InstituteResearch GroupsNLP
Computational Sociolinguistics

Computational Sociolinguistics (CSL)

Computational Sociolinguistics, the intersection of computational social science and natural language processing, investigates research questions from the social sciences through empirical analyses of natural language data. The focus is often on insights into social phenomena and dynamics rather than the technologies behind. The NLP group conducts computational sociolinguistics research mainly on the following topics.

Social Bias Analysis and Mitigation

Social bias can emerge from pre-existing beliefs about the characteristics of group members of any social group, often leading to prejudices and discrimination. Language can be a major factor in carrying and reinforcing those biases, causing NLP models that learn from it through texts to inherit those biases. Triggered by our project on bias in AI models, we have analyzed social bias in controversial discussions to understand the possible influence on downstream systems (ArgMining 2020, best paper award). 

Moreover, we developed a novel method to evaluate bias measures that are widely used in NLP systems (IJCAI 2021). These measures evaluate bias in distributional embedding representations. We also evaluated the impact of embedding training algorithms on the perception of social bias and its interaction with political bias (EMNLP Findings 2022).

Media Bias Analysis and Mitigation

Media plays an important role in shaping public opinion. Biased media can influence people in undesirable directions and hence should be unmasked as such. To solve this problem, we developed NLP models to analyze bias news articles, learning about the relation between sentence-level and article-level bias (EMNLP Findings 2020), and studying at what granularity level and how sequential patterns media bias is manifested (NLP+CSS 2020).

The second research direction of media bias is bias mitigation, we studied bias transfer based on a new corpus with bias-labeled news articles: Given an article with a political bias, generate an article with the same topic but opposite bias. To tackle the challenges of such bias flipping, we cross-aligned autoencoder incorporating information from an article’s content (INLG 2018). Moreover, we developed text generation methods for a controlled neural reframing of news articles at the sentence level (EMNLP Findings 2021).

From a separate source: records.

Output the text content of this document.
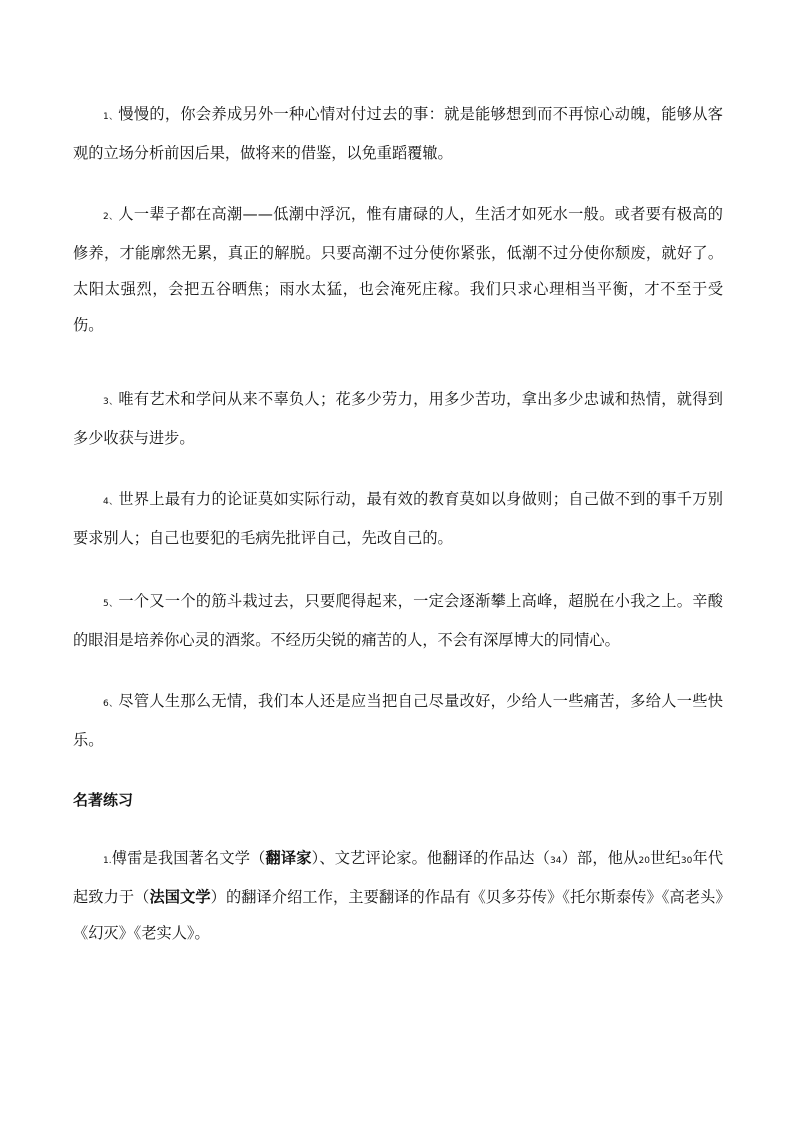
1、慢慢的，你会养成另外一种心情对付过去的事：就是能够想到而不再惊心动魄，能够从客观的立场分析前因后果，做将来的借鉴，以免重蹈覆辙。

2、人一辈子都在高潮——低潮中浮沉，惟有庸碌的人，生活才如死水一般。或者要有极高的修养，才能廓然无累，真正的解脱。只要高潮不过分使你紧张，低潮不过分使你颓废，就好了。太阳太强烈，会把五谷晒焦；雨水太猛，也会淹死庄稼。我们只求心理相当平衡，才不至于受伤。

3、唯有艺术和学问从来不辜负人；花多少劳力，用多少苦功，拿出多少忠诚和热情，就得到多少收获与进步。

4、世界上最有力的论证莫如实际行动，最有效的教育莫如以身做则；自己做不到的事千万别要求别人；自己也要犯的毛病先批评自己，先改自己的。

5、一个又一个的筋斗栽过去，只要爬得起来，一定会逐渐攀上高峰，超脱在小我之上。辛酸的眼泪是培养你心灵的酒浆。不经历尖锐的痛苦的人，不会有深厚博大的同情心。

6、尽管人生那么无情，我们本人还是应当把自己尽量改好，少给人一些痛苦，多给人一些快乐。

名著练习

1.傅雷是我国著名文学（翻译家）、文艺评论家。他翻译的作品达（34）部，他从20世纪30年代起致力于（法国文学）的翻译介绍工作，主要翻译的作品有《贝多芬传》《托尔斯泰传》《高老头》《幻灭》《老实人》。
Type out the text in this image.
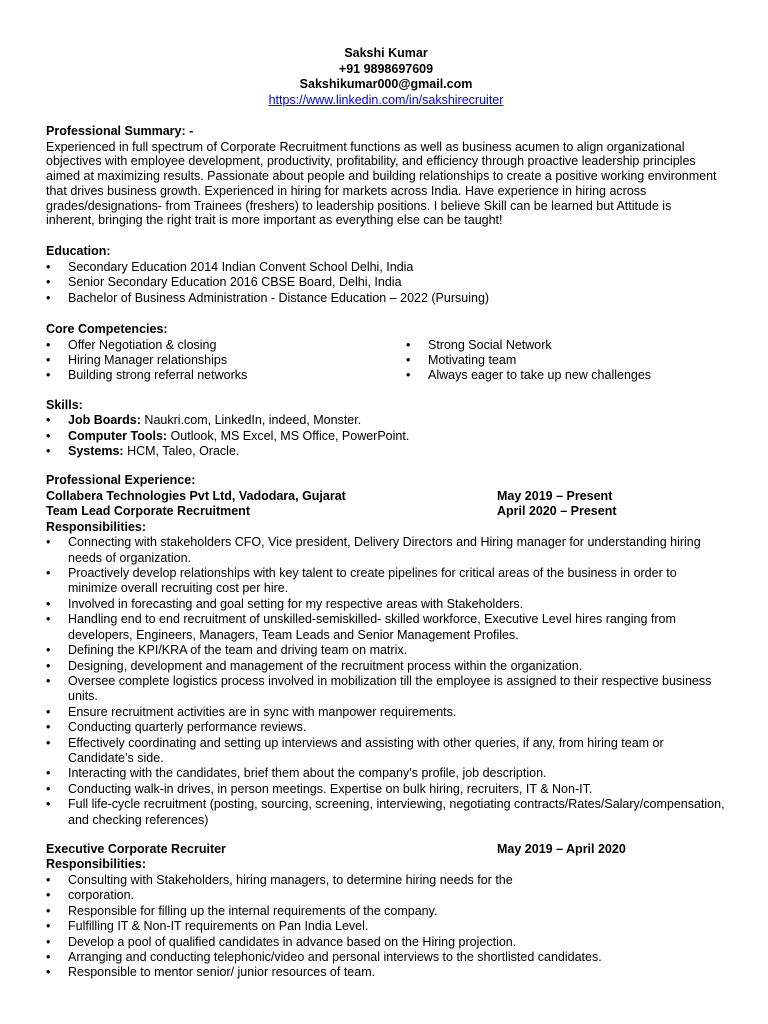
Sakshi Kumar
+91 9898697609
Sakshikumar000@gmail.com
https://www.linkedin.com/in/sakshirecruiter

Professional Summary: -

Experienced in full spectrum of Corporate Recruitment functions as well as business acumen to align organizational

objectives with employee development, productivity, profitability, and efficiency through proactive leadership principles

aimed at maximizing results. Passionate about people and building relationships to create a positive working environment

that drives business growth. Experienced in hiring for markets across India. Have experience in hiring across

grades/designations- from Trainees (freshers) to leadership positions. I believe Skill can be learned but Attitude is

inherent, bringing the right trait is more important as everything else can be taught!

Education:

• Secondary Education 2014 Indian Convent School Delhi, India
• Senior Secondary Education 2016 CBSE Board, Delhi, India
• Bachelor of Business Administration - Distance Education – 2022 (Pursuing)

Core Competencies:

• Offer Negotiation & closing
• Hiring Manager relationships
• Building strong referral networks
• Strong Social Network
• Motivating team
• Always eager to take up new challenges

Skills:

• Job Boards: Naukri.com, LinkedIn, indeed, Monster.
• Computer Tools: Outlook, MS Excel, MS Office, PowerPoint.
• Systems: HCM, Taleo, Oracle.

Professional Experience:

Collabera Technologies Pvt Ltd, Vadodara, Gujarat	May 2019 – Present
Team Lead Corporate Recruitment	April 2020 – Present

Responsibilities:

• Connecting with stakeholders CFO, Vice president, Delivery Directors and Hiring manager for understanding hiring needs of organization.
• Proactively develop relationships with key talent to create pipelines for critical areas of the business in order to minimize overall recruiting cost per hire.
• Involved in forecasting and goal setting for my respective areas with Stakeholders.
• Handling end to end recruitment of unskilled-semiskilled- skilled workforce, Executive Level hires ranging from developers, Engineers, Managers, Team Leads and Senior Management Profiles.
• Defining the KPI/KRA of the team and driving team on matrix.
• Designing, development and management of the recruitment process within the organization.
• Oversee complete logistics process involved in mobilization till the employee is assigned to their respective business units.
• Ensure recruitment activities are in sync with manpower requirements.
• Conducting quarterly performance reviews.
• Effectively coordinating and setting up interviews and assisting with other queries, if any, from hiring team or Candidate’s side.
• Interacting with the candidates, brief them about the company’s profile, job description.
• Conducting walk-in drives, in person meetings. Expertise on bulk hiring, recruiters, IT & Non-IT.
• Full life-cycle recruitment (posting, sourcing, screening, interviewing, negotiating contracts/Rates/Salary/compensation, and checking references)
Executive Corporate Recruiter	May 2019 – April 2020

Responsibilities:

• Consulting with Stakeholders, hiring managers, to determine hiring needs for the
• corporation.
• Responsible for filling up the internal requirements of the company.
• Fulfilling IT & Non-IT requirements on Pan India Level.
• Develop a pool of qualified candidates in advance based on the Hiring projection.
• Arranging and conducting telephonic/video and personal interviews to the shortlisted candidates.
• Responsible to mentor senior/ junior resources of team.
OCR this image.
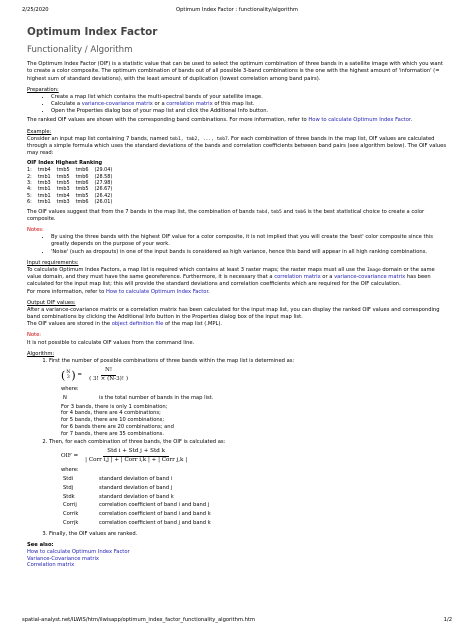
2/25/2020	Optimum Index Factor : functionality/algorithm
Optimum Index Factor
Functionality / Algorithm

The Optimum Index Factor (OIF) is a statistic value that can be used to select the optimum combination of three bands in a satellite image with which you want to create a color composite. The optimum combination of bands out of all possible 3-band combinations is the one with the highest amount of 'information' (= highest sum of standard deviations), with the least amount of duplication (lowest correlation among band pairs).

Preparation:
• Create a map list which contains the multi-spectral bands of your satellite image.
• Calculate a variance-covariance matrix or a correlation matrix of this map list.
• Open the Properties dialog box of your map list and click the Additional Info button.

The ranked OIF values are shown with the corresponding band combinations. For more information, refer to How to calculate Optimum Index Factor.

Example:

Consider an input map list containing 7 bands, named tmb1, tmb2, ..., tmb7. For each combination of three bands in the map list, OIF values are calculated through a simple formula which uses the standard deviations of the bands and correlation coefficients between band pairs (see algorithm below). The OIF values may read:

OIF Index Highest Ranking
1:	tmb4	tmb5	tmb6	(29.04)
2:	tmb1	tmb5	tmb6	(28.58)
3:	tmb3	tmb5	tmb6	(27.98)
4:	tmb1	tmb3	tmb5	(26.67)
5:	tmb1	tmb4	tmb5	(26.42)
6:	tmb1	tmb3	tmb6	(26.01)

The OIF values suggest that from the 7 bands in the map list, the combination of bands tmb4, tmb5 and tmb6 is the best statistical choice to create a color composite.

Notes:
• By using the three bands with the highest OIF value for a color composite, it is not implied that you will create the 'best' color composite since this greatly depends on the purpose of your work.
• 'Noise' (such as dropouts) in one of the input bands is considered as high variance, hence this band will appear in all high ranking combinations.
Input requirements:

To calculate Optimum Index Factors, a map list is required which contains at least 3 raster maps; the raster maps must all use the Image domain or the same value domain, and they must have the same georeference. Furthermore, it is necessary that a correlation matrix or a variance-covariance matrix has been calculated for the input map list; this will provide the standard deviations and correlation coefficients which are required for the OIF calculation.

For more information, refer to How to calculate Optimum Index Factor.

Output OIF values:

After a variance-covariance matrix or a correlation matrix has been calculated for the input map list, you can display the ranked OIF values and corresponding band combinations by clicking the Additional Info button in the Properties dialog box of the input map list.

The OIF values are stored in the object definition file of the map list (.MPL).

Note:

It is not possible to calculate OIF values from the command line.

Algorithm:
1. First the number of possible combinations of three bands within the map list is determined as:
( N
3 ) = $\frac{N!}{( 3! \times (N-3)! )}$
where:
N	is the total number of bands in the map list.
For 3 bands, there is only 1 combination;
for 4 bands, there are 4 combinations;
for 5 bands, there are 10 combinations;
for 6 bands there are 20 combinations; and
for 7 bands, there are 35 combinations.
2. Then, for each combination of three bands, the OIF is calculated as:
OIF = $\frac{\text{Std i + Std j + Std k}}{\text{| Corr i,j | + | Corr i,k | + | Corr j,k |}}$
where:
Stdi	standard deviation of band i
Stdj	standard deviation of band j
Stdk	standard deviation of band k
Corrij	correlation coefficient of band i and band j
Corrik	correlation coefficient of band i and band k
Corrjk	correlation coefficient of band j and band k
3. Finally, the OIF values are ranked.
See also:
How to calculate Optimum Index Factor
Variance-Covariance matrix
Correlation matrix
spatial-analyst.net/ILWIS/htm/ilwisapp/optimum_index_factor_functionality_algorithm.htm	1/2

Communication in Crowdworking

Crowdworking is one phenomenon of the digitization of the society. Online platforms provide connections between requesters of tasks and workers who solve the tasks in an anonymous and distant manner. However, the quality of crowdworking is affected by communication problems in the task design, operation, and evaluation. To learn about the workers' side, we compared existing research on problems in crowdworking with complaints mined from a workers' online discussion forum (COLING 2020).

A key problem in crowd working is a proper task design. We therefore developed computational methods to assess task clarity (HT 2021). Recently, we built an assistance tool on this basis, and developed it in user studies with requesters and crowdworkers.